The Italian feminists of the Milan Women’s Bookstore argue that these rivalries “mask the effects of a paralyzing envy”. When someone is distinguished by their talent, creativity, effort, and audacity, it generates envy among their peers.

Often the woman who wants to stand out, or the one who proposes to be a leader in her field, separates herself from her group of colleagues, driven by rejection and aggression that awakens her ambition to distinguish herself. The others in the group may come to perceive her as a “leader” or a “traitor”.

Lamas argues that the pain of envy and rivalry doesn’t simply disappear, but there are ways to move forward to improve the treatment of women. For example, knowing how to work in a team, which implies many things:

  • Accept that you’re not alone and that there is interaction.
  • Accept that you are good at some things, but not at everything, and there are other players who also want to play.
  • Understand that teams need to have someone who coordinates them: a “captain”, but many conflicts between women arise specifically when one is “distinguished”.
  • Deal with envy and passive aggressiveness.
  • Channel the positive energies of the women who are members of a group, combining their knowledge. When this happens, it is called “synergy”.
    In social media
  • Although the internet has become a space for the expression of political ideas and for collective action, unfortunately, it has also become a place where violence against women and all kinds of actions that seek to damage their reputations have crept in. Another way to demonstrate sisterhood is via these spaces.
  • If a woman expresses something that has to do with public debate and is criticized for her physical appearance, the way she dresses, her socioeconomic status, ethnic group, etc., one way to create an environment of sisterhood is for another woman to send her messages of support on social media to back up her up following the attack.

This is to downplay the sexist or macho comments that another person uses in an attempt to demean them. The purpose is to shut down everything that does not contribute to the public debate.

It is worth mentioning that, in a report called “Toxic Twitter – A Toxic Place for Women”, Amnesty International discovered that women are more likely to be harassed and mistreated on this social network, with direct or indirect threats of physical or sexual violence and targeted discriminatory harassment regarding one or more aspects of a woman’s identity.

The women interviewed for the investigation indicated that in these spaces people feel driven to say things that they would not necessarily say in real life.

But not everything is bad. The Fourth Feminist Wave has been strengthened by social media and increased internet accessibility.

Through virtual groups, it has helped reinforce sisterhood, where experiences are shared, conversations are held about sexuality, reading clubs, art exhibitions, and there are even calls for marches or campaigns.

When the femicide of Ingrid Escamilla was reported, sisterhood made its presence felt.

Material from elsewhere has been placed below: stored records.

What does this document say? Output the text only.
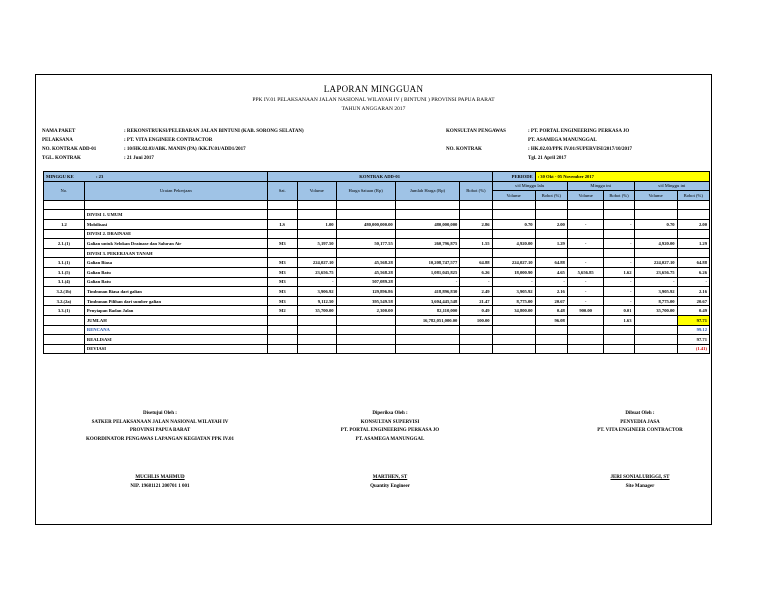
LAPORAN MINGGUAN
PPK IV.01 PELAKSANAAN JALAN NASIONAL WILAYAH IV ( BINTUNI ) PROVINSI PAPUA BARAT
TAHUN ANGGARAN 2017
NAMA PAKET	: REKONSTRUKSI/PELEBARAN JALAN BINTUNI (KAB. SORONG SELATAN)
PELAKSANA	: PT. VITA ENGINEER CONTRACTOR
NO. KONTRAK ADD-01	: 10/HK.02.03/ABK. MANIN (PA) /KK.IV.01/ADD1/2017
TGL. KONTRAK	: 21 Juni 2017
KONSULTAN PENGAWAS	: PT. PORTAL ENGINEERING PERKASA JO
PT. ASAMEGA MANUNGGAL
NO. KONTRAK	: HK.02.03/PPK IV.01/SUPERVISI/2017/10/2017
Tgl. 21 April 2017
MINGGU KE : 23		KONTRAK ADD-01					PERIODE	: 30 Okt - 05 November 2017				
No.	Uraian Pekerjaan	Sat.	Volume	Harga Satuan (Rp)	Jumlah Harga (Rp)	Bobot (%)	s/d Minggu lalu		Minggu ini		s/d Minggu ini	
							Volume	Bobot (%)	Volume	Bobot (%)	Volume	Bobot (%)

	DIVISI 1. UMUM											
1.2	Mobilisasi	LS	1.00	480,000,000.00	480,000,000	2.86	0.70	2.00	-	-	0.70	2.00
	DIVISI 2. DRAINASE											
2.1.(1)	Galian untuk Selokan Drainase dan Saluran Air	M3	5,197.50	50,177.55	260,796,875	1.55	4,920.00	1.29	-	-	4,920.00	1.29
	DIVISI 3. PEKERJAAN TANAH											
3.1.(1)	Galian Biasa	M3	224,027.10	45,568.28	10,208,747,577	64.88	224,027.10	64.88	-	-	224,027.10	64.88
3.1.(5)	Galian Batu	M3	23,656.75	45,568.28	1,081,045,825	6.26	18,000.90	4.65	5,656.85	1.62	23,656.75	6.26
3.1.(4)	Galian Batu	M3	-	507,089.28	-	-	-	-	-	-	-	-
3.2.(1b)	Timbunan Biasa dari galian	M3	3,906.92	129,896.86	418,896,830	2.49	3,905.92	2.16	-	-	3,905.92	2.16
3.2.(2a)	Timbunan Pilihan dari sumber galian	M3	9,112.50	395,549.58	3,604,445,548	21.47	8,775.00	20.67	-	-	8,775.00	20.67
3.3.(1)	Penyiapan Badan Jalan	M2	35,700.00	2,300.00	82,110,000	0.49	34,800.00	0.48	900.00	0.01	35,700.00	0.49
	JUMLAH				16,782,051,000.00	100.00		96.08		1.63		97.71
	RENCANA											99.12
	REALISASI											97.71
	DEVIASI											(1.41)
Disetujui Oleh :
SATKER PELAKSANAAN JALAN NASIONAL WILAYAH IV
PROVINSI PAPUA BARAT
KOORDINATOR PENGAWAS LAPANGAN KEGIATAN PPK IV.01
MUCHLIS MAHMUD
NIP. 19681121 200701 1 001
Diperiksa Oleh :
KONSULTAN SUPERVISI
PT. PORTAL ENGINEERING PERKASA JO
PT. ASAMEGA MANUNGGAL
MARTHEN, ST
Quantity Engineer
Dibuat Oleh :
PENYEDIA JASA
PT. VITA ENGINEER CONTRACTOR
JERI SONIALUBIGGI, ST
Site Manager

Through the internet, explicit images were circulated of her body in the hands of her ex-partner. Women countered the effect of the police images that were leaked in the media and consequently on social media, by uploading photos of landscapes, cute pets, or beautiful illustrations of her face. It was thanks to a movement started by Twitter users that the algorithm was beaten to prevent photographs of her body coming up when people searched for her name.

Another moment of sisterhood that occurred on social media was in the case of the ‘Me Too’ movement, which became one of the most significant digital mobilizations in recent years. It arose against film producer Harvey Weinstein for cases of harassment against actresses and models.

It was then taken up in Mexico with Me Too Mexicano, Me Too de Periodistas, and Mi Primer Acoso and the most recent case of writer Andrés Roemer, which reached 61 complaints of sexual harassment. These have been movements where women took the first step and encouraged others to report these cases, which managed to break the barrier of fear and create an environment of digital sisterhood.

The power of women together, whether at work, school, or on social media, has helped them to be empowered and regain the spaces where they haven’t been receiving equal treatment.